The rain was harsh and unyielding. It soaked me to the skin and yet I barely noticed. This body's internal workings were unstable. The mind was clouded with confusion. The breath came in short frantic gasps which made the lungs ache and the head spin. The chest was tightened, like the heart had swelled until there was no room for air. The mind and body no longer belonged to me. They were enslaved to rage and pain that bypassed all comprehension. The shell had become a weapon of destruction. I had become a weapon utilised for someone else's battle.

The memories that evoked the pain and rage within me, did not belong to me. They came from a time when I was sleeping and yet the emotions they had left bypassed every instinct of self preservation. I entered the battle even though I knew the emotions were not mine. They were just residual fragments of the shell. I wished that I could destroy them. I had hoped that they would crumble with the sorcerer's head. I should have known that they would not leave. They had nowhere else to go.

I had not the strength that I did once. My powers had waned and I was but a pale imitation of my former self. The mortality of the situation unnerved me and I understood that the battle might not be one that I would return from. It did not concern me as much as it should have. The twisted emotions comforted me. They whispered stories of sunshine and warmth that gave birth to the urge for violence and bloodshed. I might not make it through the battle, but I knew I would have retribution.

The moment was over. It was time to move. It was not safe to linger there for too long. The street was empty but it would not remain so. The fight was coming. I could feel it in my blood. It called to me. The violence. The bloodshed. The vengeance. It was coming.

I walked to the end and as I walked I remembered. I remembered everything.

I remembered the girl that had a crush on Anthony Turner in the third grade. She wrote poems about the blue of his eyes. She hovered around his locker every morning. He never noticed her. And each day her heart broke a little more.

I remembered the prom night. Gentle fingers that pushed the straps from her delicate shoulders and lips that ghosted across creamy skin. The nerves that coursed through her body as the dress hit the floor. The gentle caress of her face. The soft words in her ear. The pain. The surrender. The climax. The day that she left him standing on his driveway alone. The way she pressed her lips against his and whispered the sweetest goodbye that they had ever known. Tears hot on her face as she turned away and didn't look back to see him cry.

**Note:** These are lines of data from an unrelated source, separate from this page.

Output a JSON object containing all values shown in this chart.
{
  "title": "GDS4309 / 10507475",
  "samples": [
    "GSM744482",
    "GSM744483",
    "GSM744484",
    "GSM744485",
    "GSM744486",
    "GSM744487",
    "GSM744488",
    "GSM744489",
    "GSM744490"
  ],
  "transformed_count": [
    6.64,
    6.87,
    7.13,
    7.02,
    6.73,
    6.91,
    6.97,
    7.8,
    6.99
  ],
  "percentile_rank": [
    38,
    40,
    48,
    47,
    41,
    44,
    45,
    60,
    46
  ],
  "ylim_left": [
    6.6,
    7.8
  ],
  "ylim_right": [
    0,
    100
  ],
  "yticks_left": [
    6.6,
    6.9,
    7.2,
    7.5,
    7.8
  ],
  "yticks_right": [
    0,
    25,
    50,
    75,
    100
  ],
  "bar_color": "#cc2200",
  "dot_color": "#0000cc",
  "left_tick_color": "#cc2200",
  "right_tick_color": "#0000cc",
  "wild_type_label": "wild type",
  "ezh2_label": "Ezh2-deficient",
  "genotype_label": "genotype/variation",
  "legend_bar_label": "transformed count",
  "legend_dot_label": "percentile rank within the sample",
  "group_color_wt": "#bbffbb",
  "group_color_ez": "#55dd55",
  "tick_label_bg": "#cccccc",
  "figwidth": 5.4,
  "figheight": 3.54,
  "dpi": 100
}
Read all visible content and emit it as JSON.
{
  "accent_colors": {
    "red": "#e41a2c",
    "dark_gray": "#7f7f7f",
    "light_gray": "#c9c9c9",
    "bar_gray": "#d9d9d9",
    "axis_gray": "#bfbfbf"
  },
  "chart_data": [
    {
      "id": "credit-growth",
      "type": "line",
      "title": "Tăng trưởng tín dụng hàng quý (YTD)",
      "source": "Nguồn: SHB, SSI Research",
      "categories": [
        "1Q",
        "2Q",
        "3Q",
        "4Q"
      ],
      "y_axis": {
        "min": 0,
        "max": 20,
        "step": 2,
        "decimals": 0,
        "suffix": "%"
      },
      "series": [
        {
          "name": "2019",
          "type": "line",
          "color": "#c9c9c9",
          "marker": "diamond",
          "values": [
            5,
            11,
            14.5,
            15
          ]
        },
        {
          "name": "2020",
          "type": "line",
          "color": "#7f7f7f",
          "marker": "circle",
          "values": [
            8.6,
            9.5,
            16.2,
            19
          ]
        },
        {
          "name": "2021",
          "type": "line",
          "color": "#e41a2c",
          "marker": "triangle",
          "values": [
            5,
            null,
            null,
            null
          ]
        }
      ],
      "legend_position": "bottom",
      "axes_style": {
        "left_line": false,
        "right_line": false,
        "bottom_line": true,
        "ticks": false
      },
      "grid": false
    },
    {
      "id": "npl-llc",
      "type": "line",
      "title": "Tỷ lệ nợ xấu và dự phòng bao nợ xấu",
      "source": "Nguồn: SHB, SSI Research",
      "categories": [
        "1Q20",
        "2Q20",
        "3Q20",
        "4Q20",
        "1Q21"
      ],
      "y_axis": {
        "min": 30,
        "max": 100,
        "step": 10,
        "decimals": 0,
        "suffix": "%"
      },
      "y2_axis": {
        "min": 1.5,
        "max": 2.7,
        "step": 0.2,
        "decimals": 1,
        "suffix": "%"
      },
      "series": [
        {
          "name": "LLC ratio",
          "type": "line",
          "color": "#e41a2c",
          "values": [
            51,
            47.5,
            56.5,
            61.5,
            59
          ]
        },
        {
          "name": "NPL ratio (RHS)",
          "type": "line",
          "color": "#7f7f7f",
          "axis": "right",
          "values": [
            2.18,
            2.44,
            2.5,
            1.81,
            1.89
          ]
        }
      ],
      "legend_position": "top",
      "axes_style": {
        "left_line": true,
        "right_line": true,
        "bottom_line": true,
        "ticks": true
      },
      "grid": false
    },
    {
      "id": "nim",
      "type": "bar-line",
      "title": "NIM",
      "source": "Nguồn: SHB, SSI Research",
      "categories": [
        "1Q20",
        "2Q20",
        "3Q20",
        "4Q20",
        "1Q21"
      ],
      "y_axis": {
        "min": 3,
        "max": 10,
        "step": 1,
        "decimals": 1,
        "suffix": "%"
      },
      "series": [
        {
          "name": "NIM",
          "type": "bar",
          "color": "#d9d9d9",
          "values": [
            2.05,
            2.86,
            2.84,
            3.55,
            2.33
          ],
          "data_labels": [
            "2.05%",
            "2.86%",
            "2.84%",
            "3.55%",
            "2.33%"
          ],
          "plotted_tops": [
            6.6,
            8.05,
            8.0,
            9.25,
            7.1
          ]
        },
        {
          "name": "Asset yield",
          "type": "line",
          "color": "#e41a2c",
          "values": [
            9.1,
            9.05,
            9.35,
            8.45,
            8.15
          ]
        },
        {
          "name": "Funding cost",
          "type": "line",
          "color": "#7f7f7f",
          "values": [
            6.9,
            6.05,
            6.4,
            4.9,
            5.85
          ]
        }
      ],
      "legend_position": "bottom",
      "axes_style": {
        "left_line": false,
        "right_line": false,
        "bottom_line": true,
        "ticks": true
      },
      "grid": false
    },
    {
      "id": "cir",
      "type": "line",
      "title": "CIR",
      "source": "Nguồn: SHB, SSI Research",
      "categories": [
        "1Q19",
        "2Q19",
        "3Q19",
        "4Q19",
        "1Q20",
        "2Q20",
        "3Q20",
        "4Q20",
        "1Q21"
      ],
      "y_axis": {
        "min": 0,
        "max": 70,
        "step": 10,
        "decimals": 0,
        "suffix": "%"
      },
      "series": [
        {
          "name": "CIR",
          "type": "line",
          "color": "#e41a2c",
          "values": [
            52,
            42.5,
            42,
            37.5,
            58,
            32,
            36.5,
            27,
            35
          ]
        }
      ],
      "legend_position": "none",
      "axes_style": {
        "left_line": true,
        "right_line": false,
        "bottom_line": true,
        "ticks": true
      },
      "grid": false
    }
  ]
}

I remembered the college years. The long ardent days. The hot steamy nights. The guys. The girls. The professor. She was always searching for something that was never quite there.

I remembered the cave. It was dark and lonely. And so she would dream. She would dream of the handsome man that would rescue her. The man that she would fall in love with.

I remembered the first moment she saw him. She did not really see him. Her attentions were bestowed upon Angel and then Gunn and she overlooked him. She kept overlooking him. And she never saw the way his heart broke day by day. As fragment after broken fragment she stole away.

I remembered when their lips first met. Two halves becoming whole. Slow and tentative. Both afraid. Too deep. Too real. Too raw. She pushed away. She always pushed away and then it was too late to push anymore.

I remembered how close he held her in those last few moments. The pain that wracked her frail body. The way they kissed. Slow and desperate. She knew then that she had found what she had always been searching for. She knew it then but it was too late. He watched the life drain from her. I stole it away. And yet I remembered it all.

I remembered how it felt. What she saw. What she thought. I remembered it until my eyes burned and my throat closed up. Hot, heavy tears streamed down my cheeks. I brushed them with my fingertips and remembered how she cried. How she hurt. How she loved.

"Would you like me to lie to you now?" I had asked and then I had lied to him.

I held him. I kissed him. I loved him. I felt my heart break with him. I told myself that I was lying to him. But I saw now that the only person fooled was I. I lied that I could not feel. That I could not love. But I know that I loved him. I loved him like he loved the shell--Winifred Burkle. I was not her anymore. But nor was I Illyria either. I could never be either of those states of living again.

The rain caressed my face and it washed away the tears. But the feelings. The pain. The love. They would never fade away. And so I closed my eyes and once again I lied to myself.

I remembered the sunshine, the warmth and the love. For one beautiful moment I pretended that that is how it all would end.